The discounted deal for the grade A property plants a new benchmark of shrinking capital values for strata office assets in Hong Kong, which fell by a further 5.5 percent in the third quarter, compared to the preceding three months. That decline marked an acceleration from the 1.9 percent slide recorded in the second quarter, CBRE estimates showed on Wednesday.
Fashion Faux Pas
Shenzhen-listed Shandong Ruyi Technology Group was once China’s biggest garment maker and Qiu had sought to transform the firm into China’s LVMH through $4 billion in overseas acquisitions from 2015 through 2019, with the Bank of America floor intended as the company’s international headquarters.

Chinese fashion mogul Qiu Yafu (Getty Images)
However, after picking up brands like Lycra and Gieves & Hawkes, Shandong Ruyi defaulted on a $153 million bond in 2020 and by late last year had already seen a number of its fashion assets seized by creditors as its defaults climbed to $1.3 billion.
By November of last year receivers hired by the fashion group’s creditors had engaged Savills to market the Bank of America Tower floor, together with three parking spaces included in the eventual sale, at HK$500 million. Savills is also thought to have represented the creditor in the eventual sale, although sources at the property agency had not responded to inquiries from Mingtiandi by the time of publication.
Located at 12 Harcourt Road in Hong Kong’s traditional commercial hub, the Bank of America Tower is within a few blocks of both the Central and Admiralty MTR stations, and is neighbours with new office landmarks Cheung Kong Centre II and The Henderson.
At the reported pricing, Winland is paying around HK$22,000 per square foot for its 13,880 square foot (1,290 square metre) slice of the 38-storey tower, after Qiu was said to have paid over HK$50,000 per square foot at the height of the market in 2018.
In 2018, Winland had purchased 96 percent ownership of the Sun On Mansion in Causeway Bay from New World Development for HK$2.17 billion (then $280 million) and the following year applied for a compulsory sale of the remaining space in the property as it sought to develop a new commercial tower on the site.
Winland had not responded to inquiries from Mingtiandi regarding this latest acquisition by the time of publication.
Office Market Still in the Doldrums
The cut-rate sale in Central is being reported as CBRE estimates that capital values for Grade A strata offices in Hong Kong will have dropped by as much as 10 percent by the end of 2023 compared to a year earlier, due to higher interest rates and challenging economic conditions.

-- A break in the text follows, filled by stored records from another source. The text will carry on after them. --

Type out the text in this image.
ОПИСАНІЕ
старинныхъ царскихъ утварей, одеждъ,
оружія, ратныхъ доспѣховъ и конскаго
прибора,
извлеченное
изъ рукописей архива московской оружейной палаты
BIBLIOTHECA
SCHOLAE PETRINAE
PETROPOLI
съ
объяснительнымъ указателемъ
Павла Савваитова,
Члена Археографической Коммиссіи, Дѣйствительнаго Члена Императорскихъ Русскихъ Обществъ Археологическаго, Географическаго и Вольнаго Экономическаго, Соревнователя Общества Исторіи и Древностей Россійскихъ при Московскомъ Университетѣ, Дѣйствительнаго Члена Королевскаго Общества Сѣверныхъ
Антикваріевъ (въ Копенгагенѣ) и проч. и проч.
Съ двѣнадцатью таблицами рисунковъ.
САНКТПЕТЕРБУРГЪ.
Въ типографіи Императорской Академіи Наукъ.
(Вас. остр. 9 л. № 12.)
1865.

That gloom comes despite trades of office assets across Hong Kong leaping to HK$1.56 billion in the third quarter, which was up 42 percent from the HK$1.1 billion worth of trades in the preceding three months, according to the property agency. Despite the uptick, last quarter’s investment volume was still a third below the HK$2.3 billion notched in the first quarter of the year.
“Professional investors were mostly on the side assessing various market trends while less yield-sensitive end-users were more active looking for discounted assets. While borrowing costs are expected to stay at high levels for longer, the investment market will likely remain overall quiet for the remainder of the year,” said Reeves Yan, executive director and head of capital markets for CBRE in Hong Kong.